Berlin Buzzwords 2017

This year, Sky Betting & Gaming sent three architects from the Data Tribe to Berlin Buzzwords to learn all about storing, processing, streaming and searchability of large amounts of digital data. Focusing on open-source projects, it is a great conference for talking to practitioners of big data rather than vendors.

The event started with an afternoon of barcamp sessions, followed by two days of more formal conference split across four rooms and multiple streams - Scale, Search, Stream, Store.

Our favourite talks

Many of the more vendor-driven conferences tend to start with quite abstract keynotes and sales pitches from the sponsors. That is far from true for Berlin Buzzwords, with the keynotes being some of the best talks. Karen Sandler’s story about the importance of free and open-source software for her (Video), and Duncan Ross’s talk about data evangelism (Video) were both very inspiring talks.

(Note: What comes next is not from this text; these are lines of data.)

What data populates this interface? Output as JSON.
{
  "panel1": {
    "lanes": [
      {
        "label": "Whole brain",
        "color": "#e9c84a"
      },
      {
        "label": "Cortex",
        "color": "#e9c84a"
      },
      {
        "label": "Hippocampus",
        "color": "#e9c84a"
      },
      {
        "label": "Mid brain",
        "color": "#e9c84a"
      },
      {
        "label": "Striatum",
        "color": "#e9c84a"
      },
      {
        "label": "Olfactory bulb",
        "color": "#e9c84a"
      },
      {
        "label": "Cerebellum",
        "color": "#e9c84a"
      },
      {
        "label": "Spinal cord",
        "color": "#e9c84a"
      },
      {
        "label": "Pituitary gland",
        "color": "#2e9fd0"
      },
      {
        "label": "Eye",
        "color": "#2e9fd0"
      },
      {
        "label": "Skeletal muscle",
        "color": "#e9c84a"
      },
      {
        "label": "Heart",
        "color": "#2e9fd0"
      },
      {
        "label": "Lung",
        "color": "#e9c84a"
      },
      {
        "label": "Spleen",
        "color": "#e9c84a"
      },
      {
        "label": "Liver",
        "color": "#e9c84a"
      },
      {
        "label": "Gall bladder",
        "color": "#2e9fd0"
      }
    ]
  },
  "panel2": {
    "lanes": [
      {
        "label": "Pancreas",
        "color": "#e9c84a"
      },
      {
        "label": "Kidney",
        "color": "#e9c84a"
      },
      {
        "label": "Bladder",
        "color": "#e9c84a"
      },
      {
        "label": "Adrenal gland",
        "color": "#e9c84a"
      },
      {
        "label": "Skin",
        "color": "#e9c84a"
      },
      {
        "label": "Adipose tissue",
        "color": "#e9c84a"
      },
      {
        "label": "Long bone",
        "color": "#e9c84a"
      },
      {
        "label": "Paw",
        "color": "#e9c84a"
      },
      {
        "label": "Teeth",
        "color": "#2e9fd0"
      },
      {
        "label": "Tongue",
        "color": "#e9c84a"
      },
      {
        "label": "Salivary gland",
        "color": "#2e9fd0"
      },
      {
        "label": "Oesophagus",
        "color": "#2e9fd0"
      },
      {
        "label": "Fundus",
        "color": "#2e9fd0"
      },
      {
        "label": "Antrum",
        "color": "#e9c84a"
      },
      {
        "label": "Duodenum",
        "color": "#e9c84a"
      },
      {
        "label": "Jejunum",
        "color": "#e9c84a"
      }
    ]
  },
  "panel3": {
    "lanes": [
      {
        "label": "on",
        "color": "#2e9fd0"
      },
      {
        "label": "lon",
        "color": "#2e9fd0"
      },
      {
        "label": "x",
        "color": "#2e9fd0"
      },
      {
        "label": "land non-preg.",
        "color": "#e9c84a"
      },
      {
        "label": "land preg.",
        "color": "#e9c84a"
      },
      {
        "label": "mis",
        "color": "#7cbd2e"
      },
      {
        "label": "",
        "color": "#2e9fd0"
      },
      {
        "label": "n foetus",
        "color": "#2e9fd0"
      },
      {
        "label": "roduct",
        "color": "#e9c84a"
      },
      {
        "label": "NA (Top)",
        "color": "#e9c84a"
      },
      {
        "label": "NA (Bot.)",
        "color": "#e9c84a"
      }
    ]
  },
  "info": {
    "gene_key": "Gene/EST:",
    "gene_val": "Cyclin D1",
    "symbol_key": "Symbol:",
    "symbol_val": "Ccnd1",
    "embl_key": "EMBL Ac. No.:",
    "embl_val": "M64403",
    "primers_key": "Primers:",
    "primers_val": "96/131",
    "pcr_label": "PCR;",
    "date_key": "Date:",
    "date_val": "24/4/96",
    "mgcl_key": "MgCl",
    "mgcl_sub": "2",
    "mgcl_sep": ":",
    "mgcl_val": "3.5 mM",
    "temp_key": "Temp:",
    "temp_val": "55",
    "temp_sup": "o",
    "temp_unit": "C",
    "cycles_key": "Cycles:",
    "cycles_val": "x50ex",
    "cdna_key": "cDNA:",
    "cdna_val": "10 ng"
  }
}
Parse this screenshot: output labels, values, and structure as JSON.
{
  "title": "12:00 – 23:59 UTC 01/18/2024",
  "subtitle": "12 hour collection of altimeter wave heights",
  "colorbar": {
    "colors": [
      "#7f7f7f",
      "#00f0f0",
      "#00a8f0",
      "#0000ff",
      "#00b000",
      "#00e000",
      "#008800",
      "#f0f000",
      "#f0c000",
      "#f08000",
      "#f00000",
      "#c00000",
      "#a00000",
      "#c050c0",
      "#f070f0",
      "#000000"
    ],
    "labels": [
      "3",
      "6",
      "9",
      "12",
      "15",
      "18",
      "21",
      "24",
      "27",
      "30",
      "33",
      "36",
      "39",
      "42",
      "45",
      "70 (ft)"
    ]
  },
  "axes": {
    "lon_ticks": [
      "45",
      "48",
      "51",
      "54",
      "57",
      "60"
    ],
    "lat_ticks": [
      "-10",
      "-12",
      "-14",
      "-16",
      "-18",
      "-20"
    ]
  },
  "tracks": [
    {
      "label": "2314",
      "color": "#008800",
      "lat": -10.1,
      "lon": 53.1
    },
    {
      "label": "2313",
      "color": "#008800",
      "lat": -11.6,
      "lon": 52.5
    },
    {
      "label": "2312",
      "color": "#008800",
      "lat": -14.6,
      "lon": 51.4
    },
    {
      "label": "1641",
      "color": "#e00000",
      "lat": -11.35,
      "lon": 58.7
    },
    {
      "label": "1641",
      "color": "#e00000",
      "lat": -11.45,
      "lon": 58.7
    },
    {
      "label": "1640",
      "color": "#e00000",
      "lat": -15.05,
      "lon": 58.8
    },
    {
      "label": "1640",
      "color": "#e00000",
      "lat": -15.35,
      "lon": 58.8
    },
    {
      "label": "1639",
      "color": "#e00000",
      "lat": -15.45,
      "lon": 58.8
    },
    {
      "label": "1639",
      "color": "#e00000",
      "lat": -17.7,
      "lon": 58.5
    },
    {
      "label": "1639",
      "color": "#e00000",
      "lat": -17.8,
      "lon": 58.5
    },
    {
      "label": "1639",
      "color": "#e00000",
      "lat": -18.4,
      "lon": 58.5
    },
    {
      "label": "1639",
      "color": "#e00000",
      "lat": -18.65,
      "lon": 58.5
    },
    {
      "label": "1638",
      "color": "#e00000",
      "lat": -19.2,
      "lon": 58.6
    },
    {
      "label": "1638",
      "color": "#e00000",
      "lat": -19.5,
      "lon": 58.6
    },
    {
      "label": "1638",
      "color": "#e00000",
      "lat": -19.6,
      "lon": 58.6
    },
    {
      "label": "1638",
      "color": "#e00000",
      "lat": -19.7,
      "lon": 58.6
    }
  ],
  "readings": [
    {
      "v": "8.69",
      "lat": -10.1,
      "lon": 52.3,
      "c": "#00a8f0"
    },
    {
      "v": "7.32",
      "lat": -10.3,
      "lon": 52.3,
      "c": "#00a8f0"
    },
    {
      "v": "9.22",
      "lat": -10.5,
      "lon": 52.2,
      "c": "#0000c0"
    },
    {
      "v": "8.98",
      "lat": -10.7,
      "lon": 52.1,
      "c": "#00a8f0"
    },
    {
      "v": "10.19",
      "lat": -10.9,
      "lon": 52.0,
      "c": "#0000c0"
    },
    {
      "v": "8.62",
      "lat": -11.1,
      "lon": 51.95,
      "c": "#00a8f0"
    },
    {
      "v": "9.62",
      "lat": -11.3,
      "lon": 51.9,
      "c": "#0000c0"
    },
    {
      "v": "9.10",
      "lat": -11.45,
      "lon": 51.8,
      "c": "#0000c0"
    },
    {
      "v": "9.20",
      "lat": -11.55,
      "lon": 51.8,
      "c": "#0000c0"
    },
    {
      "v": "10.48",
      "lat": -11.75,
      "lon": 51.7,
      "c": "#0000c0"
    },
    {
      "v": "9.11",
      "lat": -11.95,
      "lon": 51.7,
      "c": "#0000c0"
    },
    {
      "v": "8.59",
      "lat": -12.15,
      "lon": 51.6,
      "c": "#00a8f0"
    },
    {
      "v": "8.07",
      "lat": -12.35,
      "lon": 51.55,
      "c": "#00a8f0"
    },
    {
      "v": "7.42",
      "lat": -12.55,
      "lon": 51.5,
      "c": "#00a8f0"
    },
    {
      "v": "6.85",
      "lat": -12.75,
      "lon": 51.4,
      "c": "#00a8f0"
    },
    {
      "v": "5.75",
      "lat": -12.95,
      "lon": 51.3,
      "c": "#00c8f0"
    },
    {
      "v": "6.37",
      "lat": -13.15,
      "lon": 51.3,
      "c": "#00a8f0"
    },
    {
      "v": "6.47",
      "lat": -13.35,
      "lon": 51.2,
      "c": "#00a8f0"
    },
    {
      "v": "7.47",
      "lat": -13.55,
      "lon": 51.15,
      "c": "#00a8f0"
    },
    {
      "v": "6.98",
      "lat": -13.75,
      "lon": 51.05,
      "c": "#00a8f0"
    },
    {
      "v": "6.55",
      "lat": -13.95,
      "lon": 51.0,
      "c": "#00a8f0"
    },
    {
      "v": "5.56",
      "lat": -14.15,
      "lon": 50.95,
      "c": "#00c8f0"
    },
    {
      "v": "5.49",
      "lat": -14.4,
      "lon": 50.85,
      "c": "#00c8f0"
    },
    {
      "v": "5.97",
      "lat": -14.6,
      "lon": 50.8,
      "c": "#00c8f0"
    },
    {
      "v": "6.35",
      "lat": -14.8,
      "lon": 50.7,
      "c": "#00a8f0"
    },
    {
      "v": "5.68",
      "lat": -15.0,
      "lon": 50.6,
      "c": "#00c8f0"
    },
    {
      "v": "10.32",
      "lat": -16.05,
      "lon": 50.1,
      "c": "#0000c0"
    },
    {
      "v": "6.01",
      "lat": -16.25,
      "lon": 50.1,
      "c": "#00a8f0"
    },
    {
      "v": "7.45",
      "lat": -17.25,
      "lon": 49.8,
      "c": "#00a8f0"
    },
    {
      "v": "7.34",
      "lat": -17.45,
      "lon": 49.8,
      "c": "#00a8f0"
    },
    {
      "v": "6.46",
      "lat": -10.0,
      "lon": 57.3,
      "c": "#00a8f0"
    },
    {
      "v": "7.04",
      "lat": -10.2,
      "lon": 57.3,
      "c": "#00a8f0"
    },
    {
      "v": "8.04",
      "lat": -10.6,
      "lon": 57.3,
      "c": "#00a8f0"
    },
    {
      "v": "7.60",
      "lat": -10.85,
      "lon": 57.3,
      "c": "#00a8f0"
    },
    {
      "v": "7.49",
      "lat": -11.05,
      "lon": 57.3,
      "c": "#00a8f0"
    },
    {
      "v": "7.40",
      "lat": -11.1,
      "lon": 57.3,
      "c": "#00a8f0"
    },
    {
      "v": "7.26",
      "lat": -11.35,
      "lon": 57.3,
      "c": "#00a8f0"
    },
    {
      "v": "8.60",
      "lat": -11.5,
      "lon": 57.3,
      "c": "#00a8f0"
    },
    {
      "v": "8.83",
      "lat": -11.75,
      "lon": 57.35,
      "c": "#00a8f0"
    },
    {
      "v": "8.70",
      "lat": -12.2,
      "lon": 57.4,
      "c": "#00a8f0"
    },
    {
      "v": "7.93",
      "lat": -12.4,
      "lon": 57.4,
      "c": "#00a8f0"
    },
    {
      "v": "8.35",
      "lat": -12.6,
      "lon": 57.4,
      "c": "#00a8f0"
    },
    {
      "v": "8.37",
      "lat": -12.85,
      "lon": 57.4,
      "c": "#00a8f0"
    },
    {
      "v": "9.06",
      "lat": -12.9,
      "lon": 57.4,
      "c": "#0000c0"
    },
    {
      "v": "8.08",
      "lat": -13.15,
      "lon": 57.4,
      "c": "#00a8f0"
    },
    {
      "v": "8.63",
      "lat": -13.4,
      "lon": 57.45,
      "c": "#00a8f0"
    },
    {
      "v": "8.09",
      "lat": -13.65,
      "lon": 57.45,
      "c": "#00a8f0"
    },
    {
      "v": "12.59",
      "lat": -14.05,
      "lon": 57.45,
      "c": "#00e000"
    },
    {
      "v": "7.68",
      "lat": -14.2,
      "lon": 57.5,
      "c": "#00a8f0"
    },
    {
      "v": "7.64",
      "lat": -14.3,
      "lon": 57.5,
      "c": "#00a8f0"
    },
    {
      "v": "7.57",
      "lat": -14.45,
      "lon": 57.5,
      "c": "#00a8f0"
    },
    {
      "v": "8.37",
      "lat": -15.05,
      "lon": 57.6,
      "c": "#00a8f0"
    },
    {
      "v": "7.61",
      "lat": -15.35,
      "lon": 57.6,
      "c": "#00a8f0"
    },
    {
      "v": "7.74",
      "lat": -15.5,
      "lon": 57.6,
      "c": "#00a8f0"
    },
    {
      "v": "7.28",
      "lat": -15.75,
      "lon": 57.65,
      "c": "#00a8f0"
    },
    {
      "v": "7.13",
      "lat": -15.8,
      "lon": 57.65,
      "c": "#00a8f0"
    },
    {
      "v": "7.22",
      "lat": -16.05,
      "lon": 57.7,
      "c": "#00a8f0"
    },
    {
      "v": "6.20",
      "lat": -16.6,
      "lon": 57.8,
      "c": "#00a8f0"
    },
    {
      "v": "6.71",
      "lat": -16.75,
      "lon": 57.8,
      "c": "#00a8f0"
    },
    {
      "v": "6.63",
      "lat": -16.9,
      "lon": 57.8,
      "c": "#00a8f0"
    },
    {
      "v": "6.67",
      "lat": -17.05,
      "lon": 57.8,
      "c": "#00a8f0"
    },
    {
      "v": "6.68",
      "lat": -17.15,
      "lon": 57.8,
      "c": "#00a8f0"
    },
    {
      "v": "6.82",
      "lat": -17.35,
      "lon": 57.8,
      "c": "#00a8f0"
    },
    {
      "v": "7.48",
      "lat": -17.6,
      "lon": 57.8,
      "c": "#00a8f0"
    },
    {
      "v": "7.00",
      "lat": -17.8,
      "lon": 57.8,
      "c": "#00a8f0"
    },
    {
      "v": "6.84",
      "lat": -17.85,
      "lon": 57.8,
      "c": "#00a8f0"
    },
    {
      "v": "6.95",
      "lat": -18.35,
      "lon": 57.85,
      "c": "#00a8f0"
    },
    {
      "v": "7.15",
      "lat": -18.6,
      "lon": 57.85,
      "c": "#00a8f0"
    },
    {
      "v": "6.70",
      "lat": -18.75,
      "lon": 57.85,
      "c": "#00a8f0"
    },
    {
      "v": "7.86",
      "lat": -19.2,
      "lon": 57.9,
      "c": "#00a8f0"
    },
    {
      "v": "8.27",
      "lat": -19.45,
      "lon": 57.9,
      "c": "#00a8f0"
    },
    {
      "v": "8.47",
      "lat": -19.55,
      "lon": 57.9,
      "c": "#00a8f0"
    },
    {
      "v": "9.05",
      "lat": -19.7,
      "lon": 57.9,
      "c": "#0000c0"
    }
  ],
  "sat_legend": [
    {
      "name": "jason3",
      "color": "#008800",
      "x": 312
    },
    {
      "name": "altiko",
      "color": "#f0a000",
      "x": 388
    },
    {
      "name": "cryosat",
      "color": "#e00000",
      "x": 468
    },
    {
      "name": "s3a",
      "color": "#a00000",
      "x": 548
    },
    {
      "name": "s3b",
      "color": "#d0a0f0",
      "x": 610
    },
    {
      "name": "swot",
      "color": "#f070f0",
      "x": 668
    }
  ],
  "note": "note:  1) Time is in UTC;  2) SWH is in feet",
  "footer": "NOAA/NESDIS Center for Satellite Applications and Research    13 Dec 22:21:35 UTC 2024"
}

Michael Häusler gave a great talk on the integration patterns for big data applications (Video)at Researchgate. I highly recommend watching the video of this, as there are some unique ideas here which seem to work really well.

Lars Francke gave a good overview of securing Hadoop (Video), encouraging people to start with Kerberos authentication right from the start and adding extra security as required by your needs/regulatory requirements.

Alvaro Videla gave an interesting talk on metaphors we compute by (Video), and how we need to be careful with language.

Fokko Driesprong and Vincent Warmerdam gave a thought-inspiring talk on streaming Bayesian analysis to match user skill levels in online computer games (Video): starting with Pokémon.

Frank Lyaruu’s talk on embracing database diversity (Video) reminded us that putting data into Kafka makes it available not just for your first use-case, but for many others. Once user data is being fed through Kafka you can then plug in elasticsearch, key-value stores, and even caching layers and push updates to web sockets.

Maxim Zaks asked some great questions about why we’re still using JSON (Video) and looked at how binary formats perform much better.

I would highly recommend next year’s Berlin Buzzwords, especially as it will be combined with a second conference in 2018 - one on governance and management of open source communities.